September 2025

U.S. Copyright Office’s Three-Part Report on Copyright and AI
Part III: Generative AI Training

Jane Tsai

Partner

Vivi Tseng

Associate

In May 2025, the U.S. Copyright Office released the third installment of its three-part report on “Copyright and Artificial Intelligence,” addressing the issue of Generative AI Training. This report is based on the Notice of Inquiry (NOI) issued by the U.S. Copyright Office in August 2023 and the numerous responses submitted by stakeholders. The NOI sparked a wide-ranging debate among industry stakeholders, academics, and creators. At its core, the debate highlights a delicate balance between two competing values: on one side, the urgent need for technological innovation, and on the other, the protection of copyrighted works and the interests of creators.

Our previous writings have introduced the first and second report. This article continues with the third report, outlining its main findings and recommendations, and offering reflections on their implications for our jurisdiction.

I. Technical Background: How Are Generative AI Models Trained?
Before turning to the copyright implications of AI model training, it is necessary to understand the basic technical principles of generative AI training:

1. Machine Learning and Neural Networks
Generative AI models do not operate through human-designed program rules. Instead, they rely on machine learning processes to “learn” statistical patterns and relationships from massive amounts of training data. This process is accomplished through neural networks, which are complex mathematical functions composed of billions of parameters or weights. During training, these weights are repeatedly adjusted to improve the model’s performance. Ultimately, the trained model is defined by the patterns embedded in these learned weights.

2. Training Data
The performance of generative AI is highly dependent on the quantity, quality, and purpose of its training data. In terms of quantity, models typically require millions or even billions of works, with scale directly linked to performance. Common sources of training data include publicly available online material, licensed data, or developers’ own user data. It should be noted that “publicly available” does not necessarily mean “authorized,” which is one of the key issues in copyright disputes. Regardless of its origin, training data typically undergoes curation, including filtering, cleaning, and compiling. These steps not only affect model performance but also raise significant copyright and licensing questions.

3. Training Process
Some responses to the NOI distinguished between a pre-training phase and a post-training phase. Pre-training is critical to the core capabilities of generative AI, during which the model is exposed to vast amounts of text or other content and learns to predict the next token. By repeatedly processing billions of examples, the model gradually learns the latent patterns underlying language, images, or audio.

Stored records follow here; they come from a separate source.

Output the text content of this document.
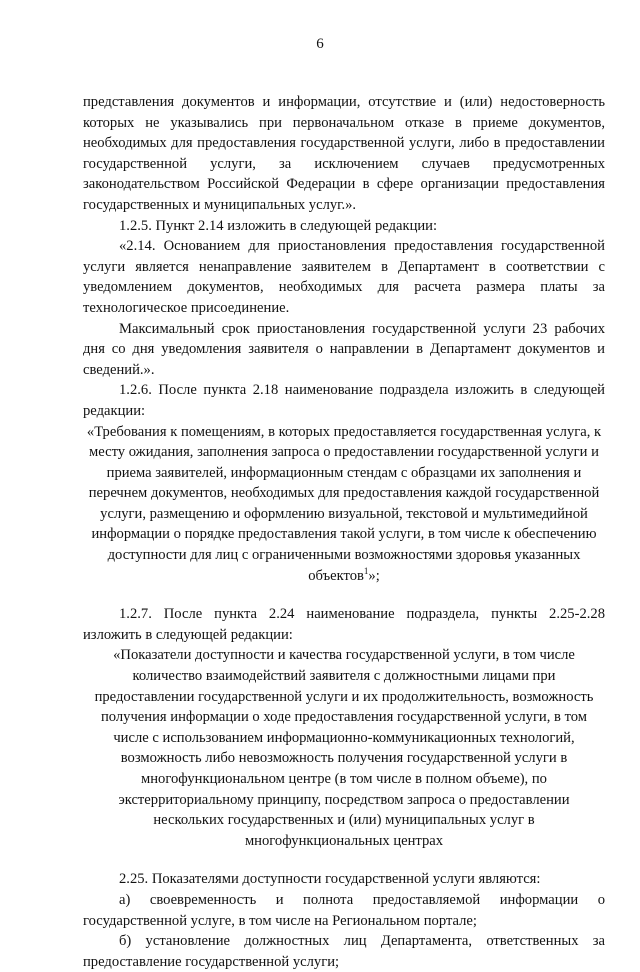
6

представления документов и информации, отсутствие и (или) недостоверность которых не указывались при первоначальном отказе в приеме документов, необходимых для предоставления государственной услуги, либо в предоставлении государственной услуги, за исключением случаев предусмотренных законодательством Российской Федерации в сфере организации предоставления государственных и муниципальных услуг.».

1.2.5. Пункт 2.14 изложить в следующей редакции:

«2.14. Основанием для приостановления предоставления государственной услуги является ненаправление заявителем в Департамент в соответствии с уведомлением документов, необходимых для расчета размера платы за технологическое присоединение.

Максимальный срок приостановления государственной услуги 23 рабочих дня со дня уведомления заявителя о направлении в Департамент документов и сведений.».

1.2.6. После пункта 2.18 наименование подраздела изложить в следующей редакции:

«Требования к помещениям, в которых предоставляется государственная услуга, к месту ожидания, заполнения запроса о предоставлении государственной услуги и приема заявителей, информационным стендам с образцами их заполнения и перечнем документов, необходимых для предоставления каждой государственной услуги, размещению и оформлению визуальной, текстовой и мультимедийной информации о порядке предоставления такой услуги, в том числе к обеспечению доступности для лиц с ограниченными возможностями здоровья указанных объектов$^1$»;

1.2.7. После пункта 2.24 наименование подраздела, пункты 2.25-2.28 изложить в следующей редакции:

«Показатели доступности и качества государственной услуги, в том числе количество взаимодействий заявителя с должностными лицами при предоставлении государственной услуги и их продолжительность, возможность получения информации о ходе предоставления государственной услуги, в том числе с использованием информационно-коммуникационных технологий, возможность либо невозможность получения государственной услуги в многофункциональном центре (в том числе в полном объеме), по экстерриториальному принципу, посредством запроса о предоставлении нескольких государственных и (или) муниципальных услуг в многофункциональных центрах

2.25. Показателями доступности государственной услуги являются:

а) своевременность и полнота предоставляемой информации о государственной услуге, в том числе на Региональном портале;

б) установление должностных лиц Департамента, ответственных за предоставление государственной услуги;
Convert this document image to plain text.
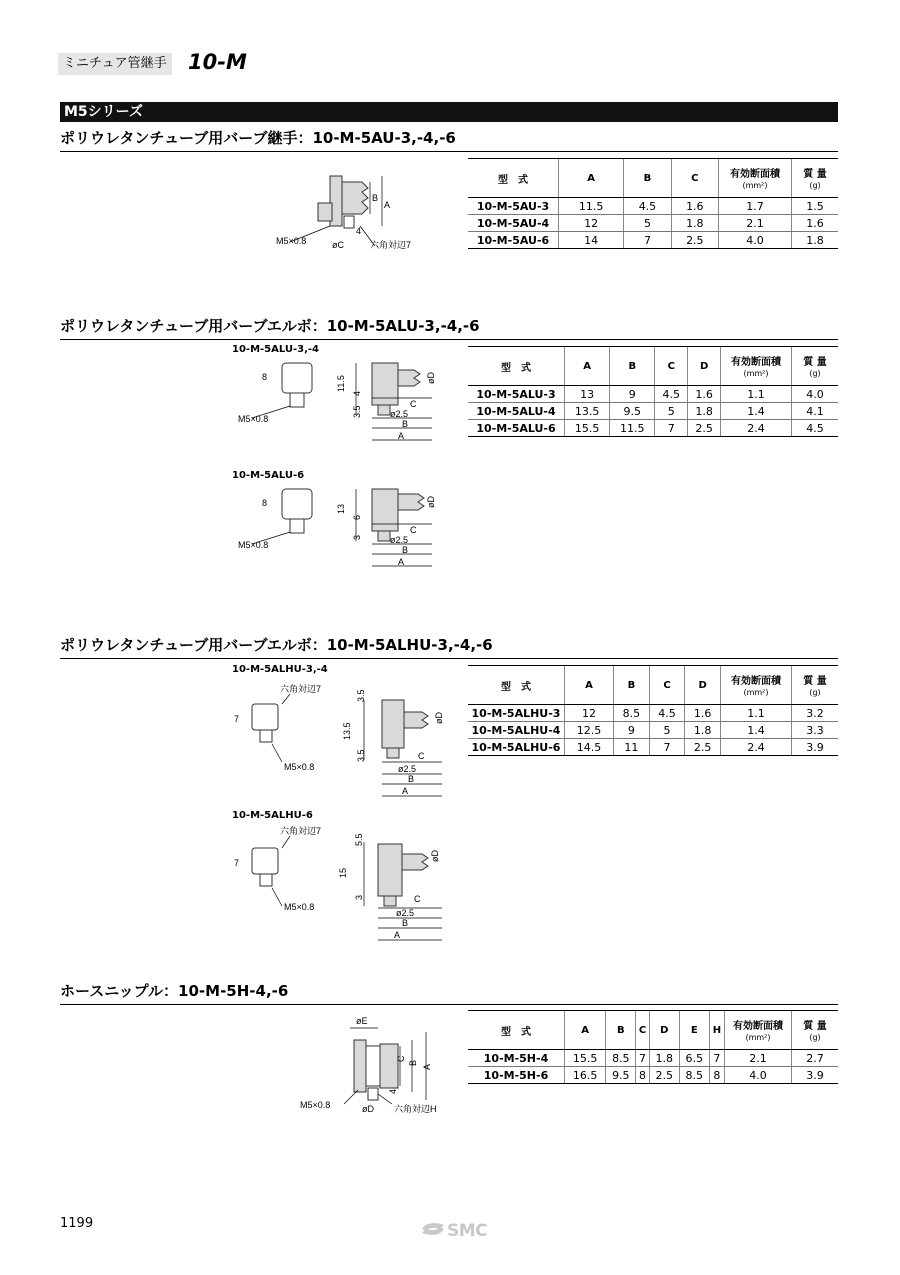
ミニチュア管継手 10-M
M5シリーズ
ポリウレタンチューブ用バーブ継手：10-M-5AU-3,-4,-6
B
A
4
M5×0.8	øC	六角対辺7
型　式	A	B	C	有効断面積
(mm²)	質 量
(g)
10-M-5AU-3	11.5	4.5	1.6	1.7	1.5
10-M-5AU-4	12	5	1.8	2.1	1.6
10-M-5AU-6	14	7	2.5	4.0	1.8
ポリウレタンチューブ用バーブエルボ：10-M-5ALU-3,-4,-6
10-M-5ALU-3,-4
8
M5×0.8
11.5
4
3.5
øD
C
ø2.5
B
A
10-M-5ALU-6
8
M5×0.8
13
6
3
øD
C
ø2.5
B
A
型　式	A	B	C	D	有効断面積
(mm²)	質 量
(g)
10-M-5ALU-3	13	9	4.5	1.6	1.1	4.0
10-M-5ALU-4	13.5	9.5	5	1.8	1.4	4.1
10-M-5ALU-6	15.5	11.5	7	2.5	2.4	4.5
ポリウレタンチューブ用バーブエルボ：10-M-5ALHU-3,-4,-6
10-M-5ALHU-3,-4
六角対辺7
7
M5×0.8
3.5
13.5
3.5
øD
C
ø2.5
B
A
10-M-5ALHU-6
六角対辺7
7
M5×0.8
5.5
15
3
øD
C
ø2.5
B
A
型　式	A	B	C	D	有効断面積
(mm²)	質 量
(g)
10-M-5ALHU-3	12	8.5	4.5	1.6	1.1	3.2
10-M-5ALHU-4	12.5	9	5	1.8	1.4	3.3
10-M-5ALHU-6	14.5	11	7	2.5	2.4	3.9
ホースニップル：10-M-5H-4,-6
øE
C
B
A
4
M5×0.8	øD 六角対辺H
型　式	A	B	C	D	E	H	有効断面積
(mm²)	質 量
(g)
10-M-5H-4	15.5	8.5	7	1.8	6.5	7	2.1	2.7
10-M-5H-6	16.5	9.5	8	2.5	8.5	8	4.0	3.9
1199	SMC
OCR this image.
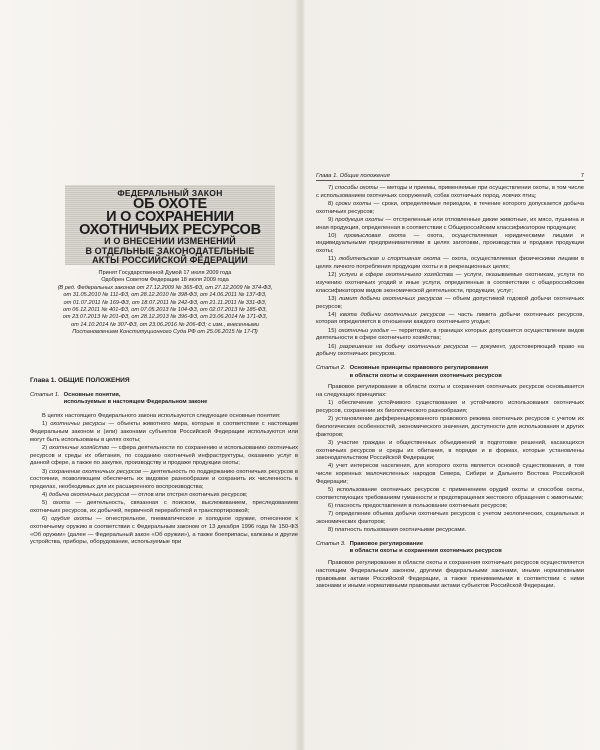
ФЕДЕРАЛЬНЫЙ ЗАКОН
ОБ ОХОТЕ
И О СОХРАНЕНИИ
ОХОТНИЧЬИХ РЕСУРСОВ
И О ВНЕСЕНИИ ИЗМЕНЕНИЙ
В ОТДЕЛЬНЫЕ ЗАКОНОДАТЕЛЬНЫЕ
АКТЫ РОССИЙСКОЙ ФЕДЕРАЦИИ
Принят Государственной Думой 17 июля 2009 года
Одобрен Советом Федерации 18 июля 2009 года
(В ред. Федеральных законов от 27.12.2009 № 365-ФЗ, от 27.12.2009 № 374-ФЗ,
от 31.05.2010 № 111-ФЗ, от 28.12.2010 № 398-ФЗ, от 14.06.2011 № 137-ФЗ,
от 01.07.2011 № 169-ФЗ, от 18.07.2011 № 242-ФЗ, от 21.11.2011 № 331-ФЗ,
от 06.12.2011 № 401-ФЗ, от 07.05.2013 № 104-ФЗ, от 02.07.2013 № 185-ФЗ,
от 23.07.2013 № 201-ФЗ, от 28.12.2013 № 396-ФЗ, от 23.06.2014 № 171-ФЗ,
от 14.10.2014 № 307-ФЗ, от 23.06.2016 № 206-ФЗ; с изм., внесенными
Постановлением Конституционного Суда РФ от 25.06.2015 № 17-П)
Глава 1. ОБЩИЕ ПОЛОЖЕНИЯ
Статья 1. Основные понятия,
используемые в настоящем Федеральном законе
В целях настоящего Федерального закона используются следующие основные понятия:
1) охотничьи ресурсы — объекты животного мира, которые в соответствии с настоящим Федеральным законом и (или) законами субъектов Российской Федерации используются или могут быть использованы в целях охоты;
2) охотничье хозяйство — сфера деятельности по сохранению и использованию охотничьих ресурсов и среды их обитания, по созданию охотничьей инфраструктуры, оказанию услуг в данной сфере, а также по закупке, производству и продаже продукции охоты;
3) сохранение охотничьих ресурсов — деятельность по поддержанию охотничьих ресурсов в состоянии, позволяющем обеспечить их видовое разнообразие и сохранить их численность в пределах, необходимых для их расширенного воспроизводства;
4) добыча охотничьих ресурсов — отлов или отстрел охотничьих ресурсов;
5) охота — деятельность, связанная с поиском, выслеживанием, преследованием охотничьих ресурсов, их добычей, первичной переработкой и транспортировкой;
6) орудия охоты — огнестрельное, пневматическое и холодное оружие, отнесенное к охотничьему оружию в соответствии с Федеральным законом от 13 декабря 1996 года № 150-ФЗ «Об оружии» (далее — Федеральный закон «Об оружии»), а также боеприпасы, капканы и другие устройства, приборы, оборудование, используемые при
Глава 1. Общие положения	7
7) способы охоты — методы и приемы, применяемые при осуществлении охоты, в том числе с использованием охотничьих сооружений, собак охотничьих пород, ловчих птиц;
8) сроки охоты — сроки, определяемые периодом, в течение которого допускается добыча охотничьих ресурсов;
9) продукция охоты — отстреленные или отловленные дикие животные, их мясо, пушнина и иная продукция, определенная в соответствии с Общероссийским классификатором продукции;
10) промысловая охота — охота, осуществляемая юридическими лицами и индивидуальными предпринимателями в целях заготовки, производства и продажи продукции охоты;
11) любительская и спортивная охота — охота, осуществляемая физическими лицами в целях личного потребления продукции охоты и в рекреационных целях;
12) услуги в сфере охотничьего хозяйства — услуги, оказываемые охотникам, услуги по изучению охотничьих угодий и иные услуги, определенные в соответствии с общероссийским классификатором видов экономической деятельности, продукции, услуг;
13) лимит добычи охотничьих ресурсов — объем допустимой годовой добычи охотничьих ресурсов;
14) квота добычи охотничьих ресурсов — часть лимита добычи охотничьих ресурсов, которая определяется в отношении каждого охотничьего угодья;
15) охотничьи угодья — территории, в границах которых допускается осуществление видов деятельности в сфере охотничьего хозяйства;
16) разрешение на добычу охотничьих ресурсов — документ, удостоверяющий право на добычу охотничьих ресурсов.
Статья 2. Основные принципы правового регулирования
в области охоты и сохранения охотничьих ресурсов
Правовое регулирование в области охоты и сохранения охотничьих ресурсов основывается на следующих принципах:
1) обеспечение устойчивого существования и устойчивого использования охотничьих ресурсов, сохранение их биологического разнообразия;
2) установление дифференцированного правового режима охотничьих ресурсов с учетом их биологических особенностей, экономического значения, доступности для использования и других факторов;
3) участие граждан и общественных объединений в подготовке решений, касающихся охотничьих ресурсов и среды их обитания, в порядке и в формах, которые установлены законодательством Российской Федерации;
4) учет интересов населения, для которого охота является основой существования, в том числе коренных малочисленных народов Севера, Сибири и Дальнего Востока Российской Федерации;
5) использование охотничьих ресурсов с применением орудий охоты и способов охоты, соответствующих требованиям гуманности и предотвращения жестокого обращения с животными;
6) гласность предоставления в пользование охотничьих ресурсов;
7) определение объема добычи охотничьих ресурсов с учетом экологических, социальных и экономических факторов;
8) платность пользования охотничьими ресурсами.
Статья 3. Правовое регулирование
в области охоты и сохранения охотничьих ресурсов
Правовое регулирование в области охоты и сохранения охотничьих ресурсов осуществляется настоящим Федеральным законом, другими федеральными законами, иными нормативными правовыми актами Российской Федерации, а также принимаемыми в соответствии с ними законами и иными нормативными правовыми актами субъектов Российской Федерации.
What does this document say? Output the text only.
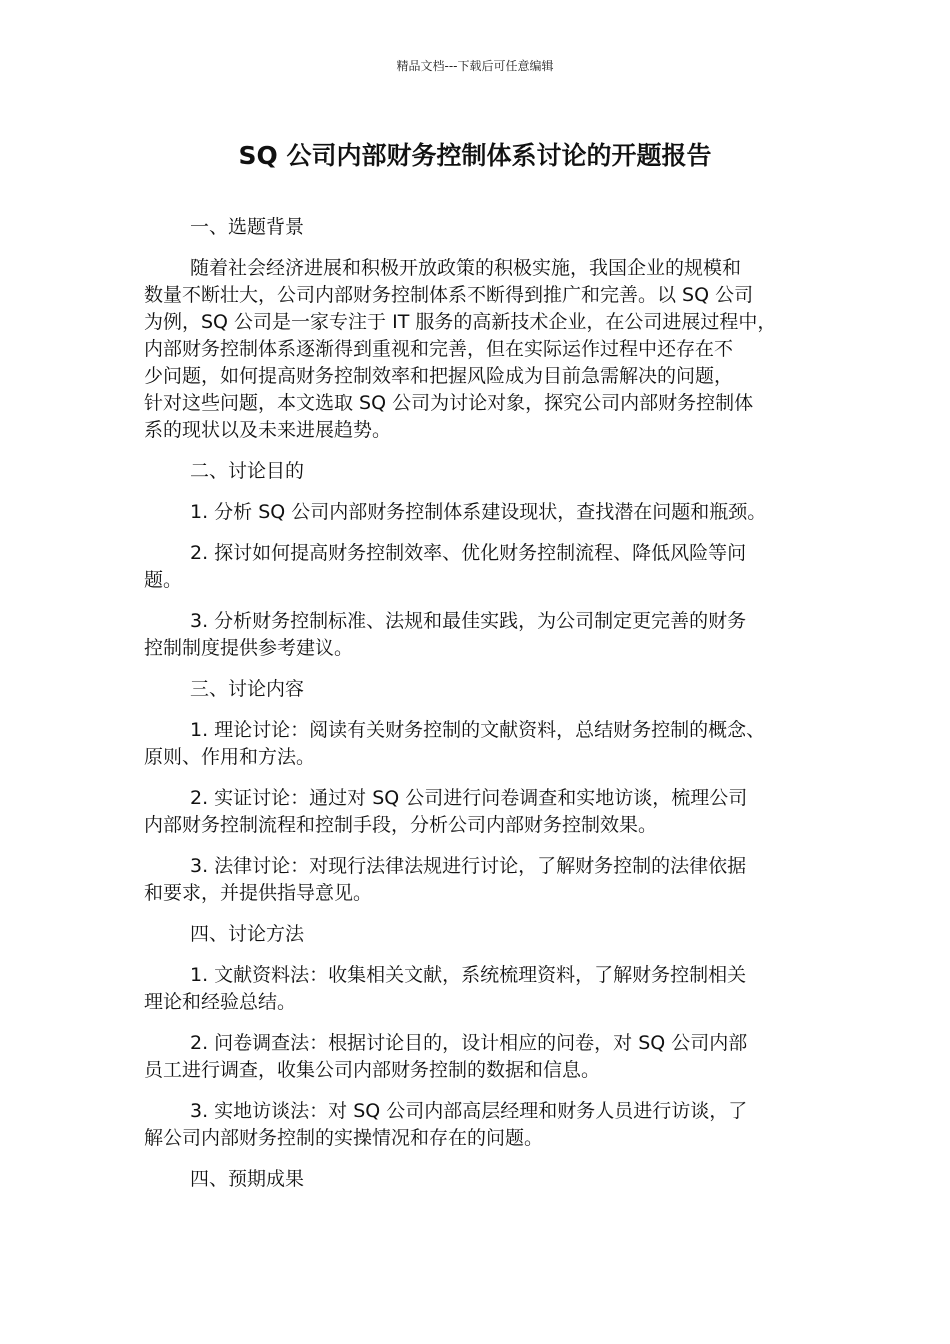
精品文档---下载后可任意编辑
SQ 公司内部财务控制体系讨论的开题报告
一、选题背景
随着社会经济进展和积极开放政策的积极实施，我国企业的规模和
数量不断壮大，公司内部财务控制体系不断得到推广和完善。以 SQ 公司
为例，SQ 公司是一家专注于 IT 服务的高新技术企业，在公司进展过程中，
内部财务控制体系逐渐得到重视和完善，但在实际运作过程中还存在不
少问题，如何提高财务控制效率和把握风险成为目前急需解决的问题，
针对这些问题，本文选取 SQ 公司为讨论对象，探究公司内部财务控制体
系的现状以及未来进展趋势。
二、讨论目的
1. 分析 SQ 公司内部财务控制体系建设现状，查找潜在问题和瓶颈。
2. 探讨如何提高财务控制效率、优化财务控制流程、降低风险等问
题。
3. 分析财务控制标准、法规和最佳实践，为公司制定更完善的财务
控制制度提供参考建议。
三、讨论内容
1. 理论讨论：阅读有关财务控制的文献资料，总结财务控制的概念、
原则、作用和方法。
2. 实证讨论：通过对 SQ 公司进行问卷调查和实地访谈，梳理公司
内部财务控制流程和控制手段，分析公司内部财务控制效果。
3. 法律讨论：对现行法律法规进行讨论，了解财务控制的法律依据
和要求，并提供指导意见。
四、讨论方法
1. 文献资料法：收集相关文献，系统梳理资料，了解财务控制相关
理论和经验总结。
2. 问卷调查法：根据讨论目的，设计相应的问卷，对 SQ 公司内部
员工进行调查，收集公司内部财务控制的数据和信息。
3. 实地访谈法：对 SQ 公司内部高层经理和财务人员进行访谈，了
解公司内部财务控制的实操情况和存在的问题。
四、预期成果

4. Memorization and Deployment
Generative AI models may exhibit memorization, meaning that outputs can closely resemble or even replicate portions of the training data. Developers such as OpenAI argue that models contain only statistical parameters and weights, not literal “copies” of training data. However, some NOI comments questioned this claim, arguing that when a model reproduces outputs that are highly similar to specific works, the effect is functionally equivalent to memorization. Scholars have taken a middle position, noting that the patterns learned by models may be abstract or specific; when they become highly specific, “memorization” occurs. While memorization may improve the model’s utility, it also raises significant copyright concerns when outputs closely mirror copyrighted works.

II. Prima Facie Infringement
Under U.S. copyright law, copyright owners are granted exclusive rights of reproduction, distribution, public performance, public display, and preparation of derivative works. To establish prima facie infringement, two elements must be satisfied: (1) ownership of a valid copyright, and (2) copying of constituent elements of the work that are original. The development and use of generative AI may implicate prima facie infringement of protected works in the following core stages:

1. Data Collection and Curation
The first step of AI training is the acquisition and preparation of data. Acts such as downloading works or transferring them across storage media directly implicate the reproduction right. Many commentators have concluded that the copying involved at this stage of data collection and curation constitutes an infringement of the reproduction right.

2. Training
The training of AI models involves multiple acts of copying and processing data, potentially resulting in model weights that embody reproductions of the training material. Thus, even individuals who later copy the weights without having participated in the training may still be engaged in prima facie infringement. As noted earlier, models may exhibit memorization of training examples. If a model is able to generate outputs that are substantially similar to training data without external prompting, this indicates that protected expression has, in some form, been retained within the weights.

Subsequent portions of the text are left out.